Встретившая Иноземцева в ночном чепчике госпожа Шуберт напрочь позабыла все русские слова, а заодно и немецкие, лишь охала и причитала междометиями, по-матерински отчитывая и пытаясь при этом поведать, как Варя вчерашним утром бежала за ним с его пальто, да не успела. Но на лестнице вдруг заойкала и закудахтала еще пуще.
— Ифан Незторофич, фас искать изфолит челофек из палицсия, — выпалила она, прижав ладони к щекам. — Только што укатить, тесять минут назат. Я гофорить фы ф польница, и он ушоль.
— Кто прихотить? — переспросил Иноземцев, совершенно непреднамеренно передразнивая бедную напуганную хозяйку. Он стоял, качаясь, и хлопал себя по карманам. Все его существо было сосредоточено на поиске ключа.
— Челофек из палицсия. Светлый ус, синий мунтир.
— Заманский, — одними губами прошептал Иноземцев, мгновенно трезвея. С третьей попытки он наконец попал ключом в замочную скважину.
— Я гофорить, фы в польница. А кте фам еше пыть, как не ф польница. Фы только рапотать и рапотать.
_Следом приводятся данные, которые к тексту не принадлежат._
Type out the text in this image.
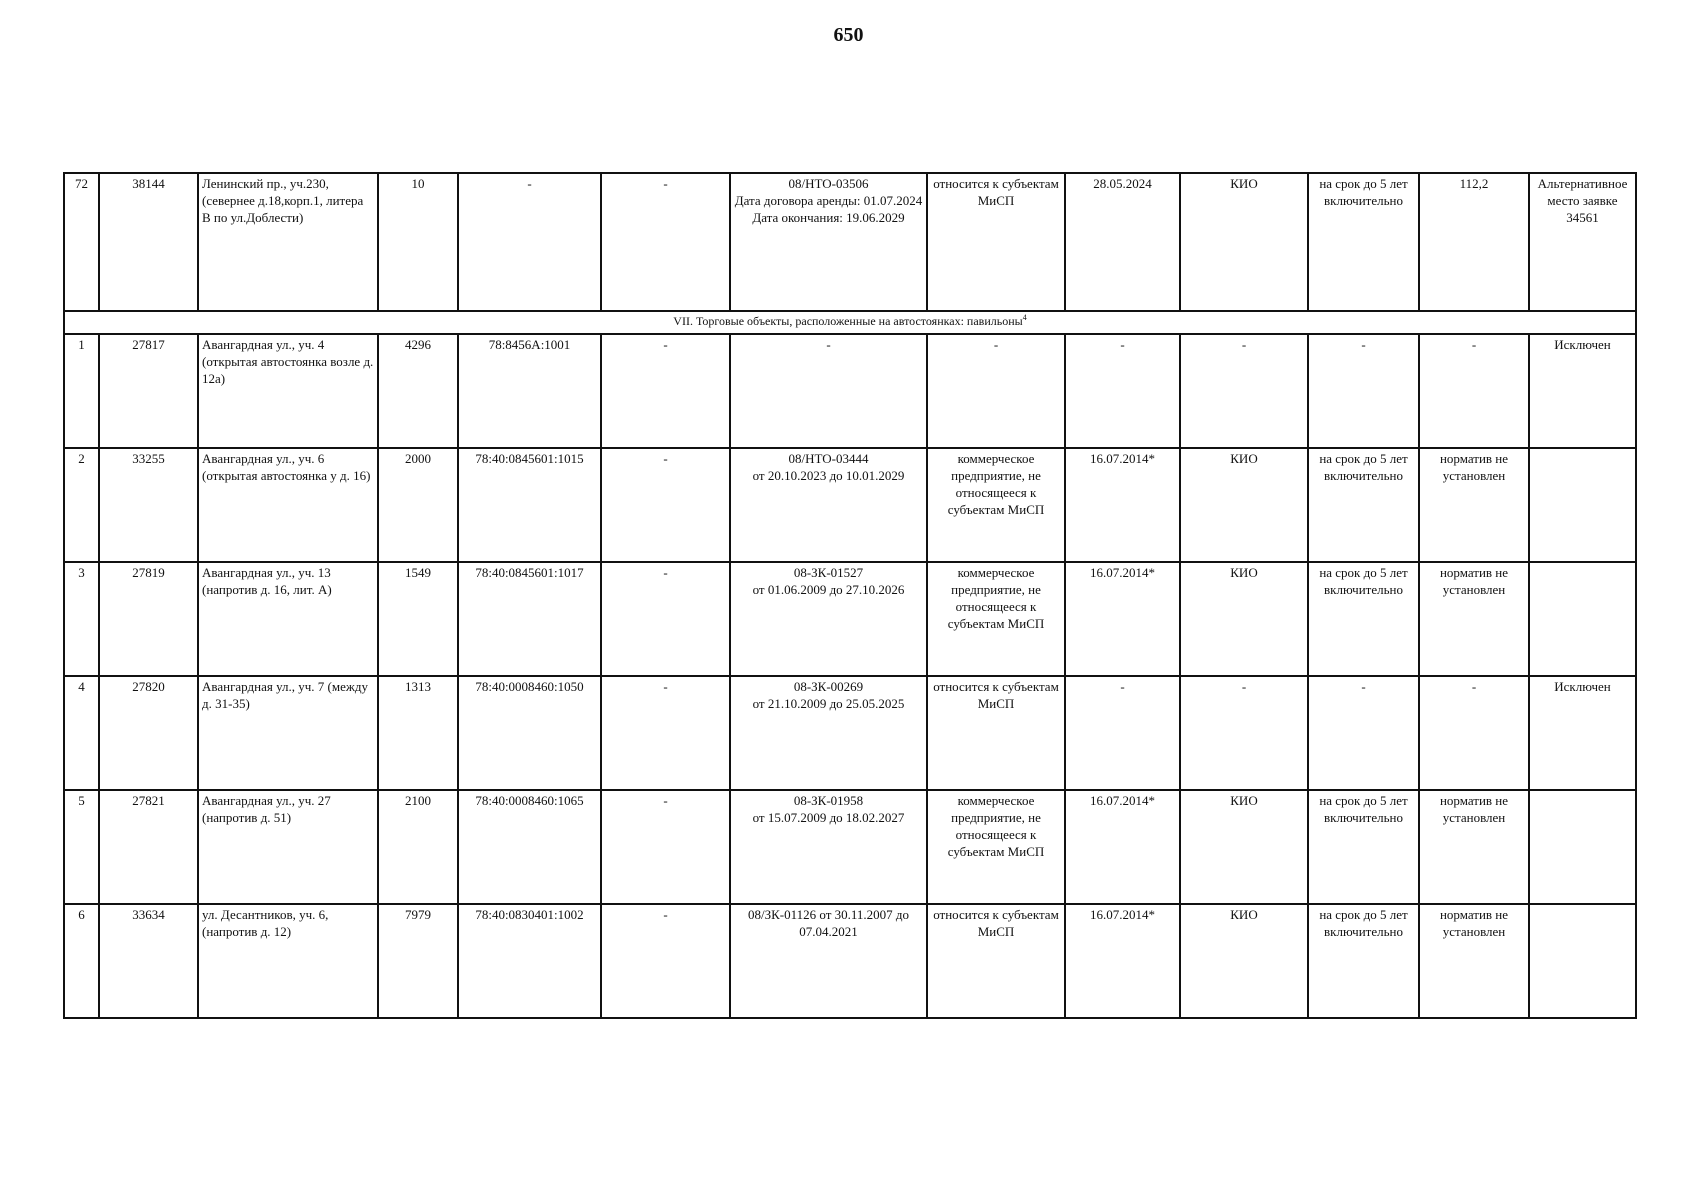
650
72	38144	Ленинский пр., уч.230, (севернее д.18,корп.1, литера В по ул.Доблести)	10	-	-	08/НТО-03506
Дата договора аренды: 01.07.2024
Дата окончания: 19.06.2029	относится к субъектам МиСП	28.05.2024	КИО	на срок до 5 лет включительно	112,2	Альтернативное место заявке 34561
VII. Торговые объекты, расположенные на автостоянках: павильоны$^4$
1	27817	Авангардная ул., уч. 4 (открытая автостоянка возле д. 12а)	4296	78:8456А:1001	-	-	-	-	-	-	-	Исключен
2	33255	Авангардная ул., уч. 6 (открытая автостоянка у д. 16)	2000	78:40:0845601:1015	-	08/НТО-03444
от 20.10.2023 до 10.01.2029	коммерческое предприятие, не относящееся к субъектам МиСП	16.07.2014*	КИО	на срок до 5 лет включительно	норматив не установлен	
3	27819	Авангардная ул., уч. 13 (напротив д. 16, лит. А)	1549	78:40:0845601:1017	-	08-ЗК-01527
от 01.06.2009 до 27.10.2026	коммерческое предприятие, не относящееся к субъектам МиСП	16.07.2014*	КИО	на срок до 5 лет включительно	норматив не установлен	
4	27820	Авангардная ул., уч. 7 (между д. 31-35)	1313	78:40:0008460:1050	-	08-ЗК-00269
от 21.10.2009 до 25.05.2025	относится к субъектам МиСП	-	-	-	-	Исключен
5	27821	Авангардная ул., уч. 27 (напротив д. 51)	2100	78:40:0008460:1065	-	08-ЗК-01958
от 15.07.2009 до 18.02.2027	коммерческое предприятие, не относящееся к субъектам МиСП	16.07.2014*	КИО	на срок до 5 лет включительно	норматив не установлен	
6	33634	ул. Десантников, уч. 6, (напротив д. 12)	7979	78:40:0830401:1002	-	08/ЗК-01126 от 30.11.2007 до 07.04.2021	относится к субъектам МиСП	16.07.2014*	КИО	на срок до 5 лет включительно	норматив не установлен	
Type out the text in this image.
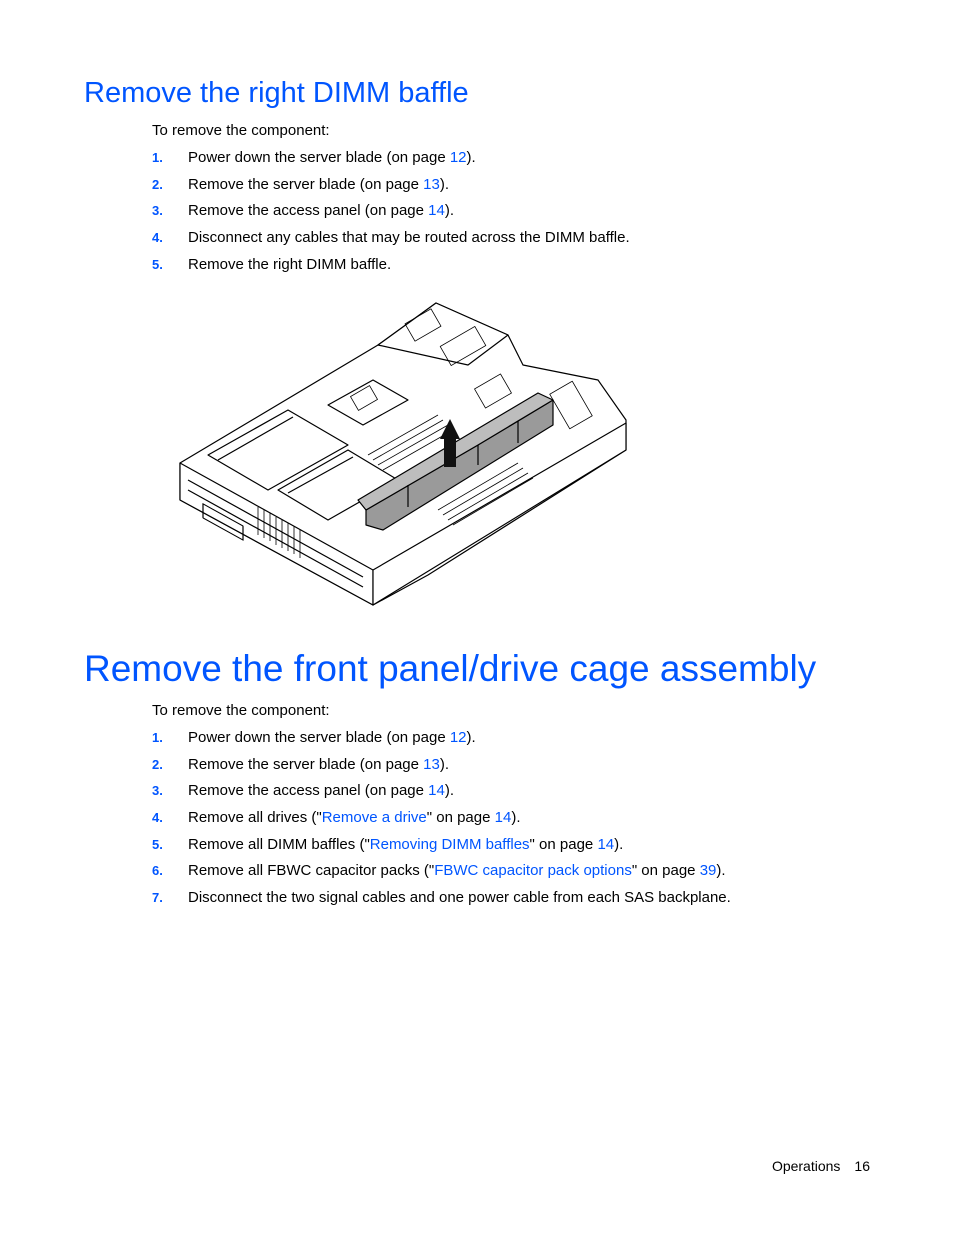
Remove the right DIMM baffle

To remove the component:

1. Power down the server blade (on page 12).
2. Remove the server blade (on page 13).
3. Remove the access panel (on page 14).
4. Disconnect any cables that may be routed across the DIMM baffle.
5. Remove the right DIMM baffle.
Remove the front panel/drive cage assembly

To remove the component:

1. Power down the server blade (on page 12).
2. Remove the server blade (on page 13).
3. Remove the access panel (on page 14).
4. Remove all drives ("Remove a drive" on page 14).
5. Remove all DIMM baffles ("Removing DIMM baffles" on page 14).
6. Remove all FBWC capacitor packs ("FBWC capacitor pack options" on page 39).
7. Disconnect the two signal cables and one power cable from each SAS backplane.
Operations 16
— Да-а, — доктор глянул на залитый водкой сюртук; оттого, что пришлось наклонить голову, та закружилась, и Иван Несторович едва не упал, вовремя схватившись за ручку двери.
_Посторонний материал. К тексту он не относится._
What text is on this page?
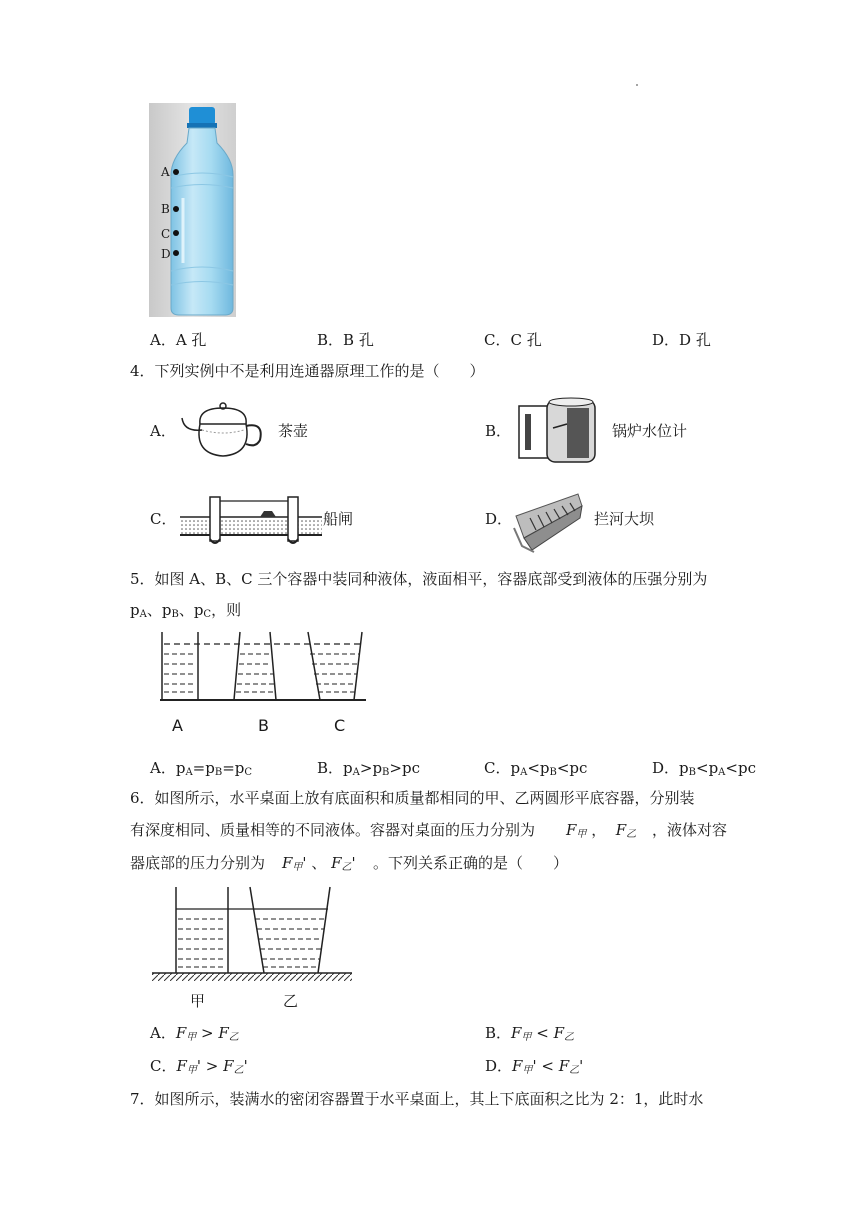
A
B
C
D
A．A 孔	B．B 孔	C．C 孔	D．D 孔
4．下列实例中不是利用连通器原理工作的是（　　）
A．	茶壶	B．	锅炉水位计
C．	船闸	D．	拦河大坝
5．如图 A、B、C 三个容器中装同种液体，液面相平，容器底部受到液体的压强分别为
$p_A$、$p_B$、$p_C$，则
A	B	C
A．$p_A=p_B=p_C$	B．$p_A>p_B>pc$	C．$p_A<p_B<pc$	D．$p_B<p_A<pc$
6．如图所示，水平桌面上放有底面积和质量都相同的甲、乙两圆形平底容器，分别装
有深度相同、质量相等的不同液体。容器对桌面的压力分别为 $F_甲$ ，  $F_乙$ ，液体对容
器底部的压力分别为 $F_甲'$ 、 $F_乙'$ 。下列关系正确的是（　　）
甲	乙
A．$F_甲 > F_乙$	B．$F_甲 < F_乙$
C．$F_甲' > F_乙'$	D．$F_甲' < F_乙'$
7．如图所示，装满水的密闭容器置于水平桌面上，其上下底面积之比为 2：1，此时水
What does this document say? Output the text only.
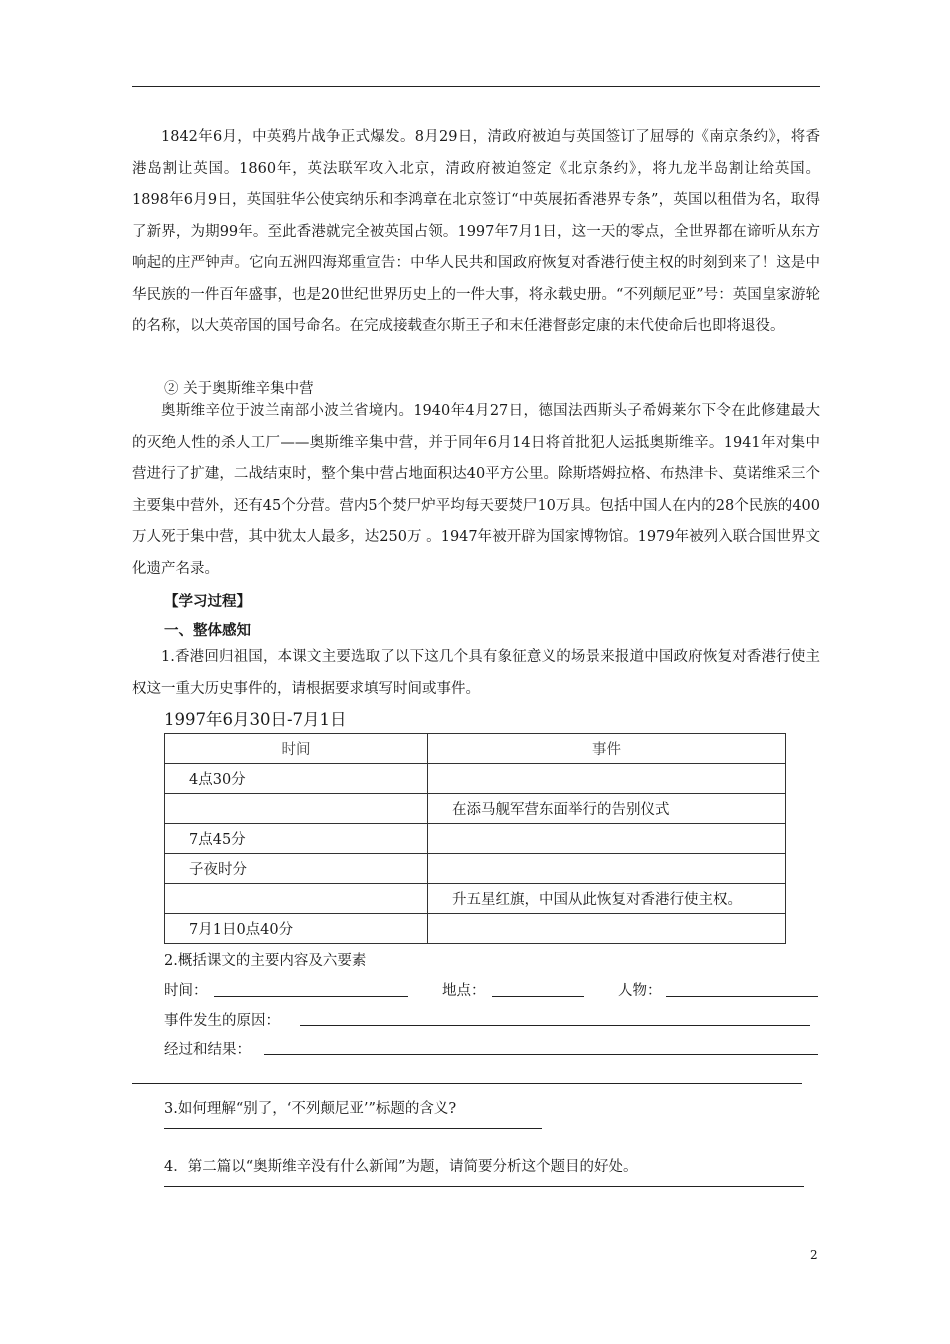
1842年6月，中英鸦片战争正式爆发。8月29日，清政府被迫与英国签订了屈辱的《南京条约》，将香港岛割让英国。1860年，英法联军攻入北京，清政府被迫签定《北京条约》，将九龙半岛割让给英国。1898年6月9日，英国驻华公使宾纳乐和李鸿章在北京签订“中英展拓香港界专条”，英国以租借为名，取得了新界，为期99年。至此香港就完全被英国占领。1997年7月1日，这一天的零点，全世界都在谛听从东方响起的庄严钟声。它向五洲四海郑重宣告：中华人民共和国政府恢复对香港行使主权的时刻到来了！这是中华民族的一件百年盛事，也是20世纪世界历史上的一件大事，将永载史册。“不列颠尼亚”号：英国皇家游轮的名称，以大英帝国的国号命名。在完成接载查尔斯王子和末任港督彭定康的末代使命后也即将退役。

② 关于奥斯维辛集中营

奥斯维辛位于波兰南部小波兰省境内。1940年4月27日，德国法西斯头子希姆莱尔下令在此修建最大的灭绝人性的杀人工厂——奥斯维辛集中营，并于同年6月14日将首批犯人运抵奥斯维辛。1941年对集中营进行了扩建，二战结束时，整个集中营占地面积达40平方公里。除斯塔姆拉格、布热津卡、莫诺维采三个主要集中营外，还有45个分营。营内5个焚尸炉平均每天要焚尸10万具。包括中国人在内的28个民族的400万人死于集中营，其中犹太人最多，达250万 。1947年被开辟为国家博物馆。1979年被列入联合国世界文化遗产名录。

【学习过程】
一、整体感知

1.香港回归祖国，本课文主要选取了以下这几个具有象征意义的场景来报道中国政府恢复对香港行使主权这一重大历史事件的，请根据要求填写时间或事件。

1997年6月30日-7月1日
时间	事件
4点30分	
	在添马舰军营东面举行的告别仪式
7点45分	
子夜时分	
	升五星红旗，中国从此恢复对香港行使主权。
7月1日0点40分	
2.概括课文的主要内容及六要素
时间：	地点：	人物：
事件发生的原因：
经过和结果：
3.如何理解“别了，‘不列颠尼亚’”标题的含义?
4．第二篇以“奥斯维辛没有什么新闻”为题，请简要分析这个题目的好处。
2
— Досто-почтенная Розина Александ-ровна, — начал он, все еще шатаясь при входе в свою комнату. — Сколько я вам должен остался?
— Та фы софсем нетафно оплату фносиль. Теперь три рупля и тезять копеек напежаль. Фы уезшать исфолит? Што-то стряслось?
— Нет, не беспокойтесь, покорнейше прошу, Розина Александровна, мне только домой съездить нужно… от батюшки… письмо пришло, в аптеке дело срочное возникло. Сегодня пришло… а дело очень срочное, — говорил Иноземцев, торопливо собирая вещи в саквояж. Сгреб тетради, книги с полок бюро — уложил на дно, достал из нижнего яруса ящиков шкафа дорожный медицинский чемоданчик, открыл, проверил, все ли инструменты на месте. Потом отсчитал пять рублей.
— Не беспокойтесь, я ненадолго. Комнату прошу для меня придержать.
Квартирная хозяйка деньги приняла и, все еще продолжая причитать, удалилась, хотя было видно, как очень хотелось знать, отчего это за ее постояльцем гонятся синемундирные, где это он весь день пропадал и ходил ли в зоосад поглядеть на сбежавшего зверя. Но душевная тонкость старушки не позволила мешать приготовлениям молодого человека к столь спешному и, несомненно, важному вояжу.
Иноземцев обнаружил в шкафу выстиранный и отутюженный Варей костюм. Принялся одеваться. Пыхтя и жмурясь, он вскоре сменил платье, напичкал сумку одеждой, какая попалась под руку, и выскочил в коридор, не позабыв на этот раз пальто.
К счастью, поезд Николаевской железной дороги должен был отбыть в одиннадцать утра, то бишь через полчаса. Иноземцеву удалось приобрести едва не последний билет в вагон третьего класса. Ничего, что не первый и даже не второй класс, зато здесь проще раствориться в толпе, да и финансы следовало поберечь. В окошко он сунул деньги и просроченное разрешение участкового пристава, чудом выхлопотанное когда-то Натали Жановной.
А потом поспешил на перрон так, будто удирал от огня. Как кассир не заметил подлога, одному богу известно. Поскорее забился в самый угол вагона, поднял воротник, а очки, напротив, снял. Быстрей, быстрей! Ну же, когда последний колокол известит о спасении?
Едва поезд тронулся, ординатора бросило в холод, заломило в костях, глаза заволокло влажным туманом. Он ничего не видел. Кутался в пальто, никак не мог согреться и уснуть.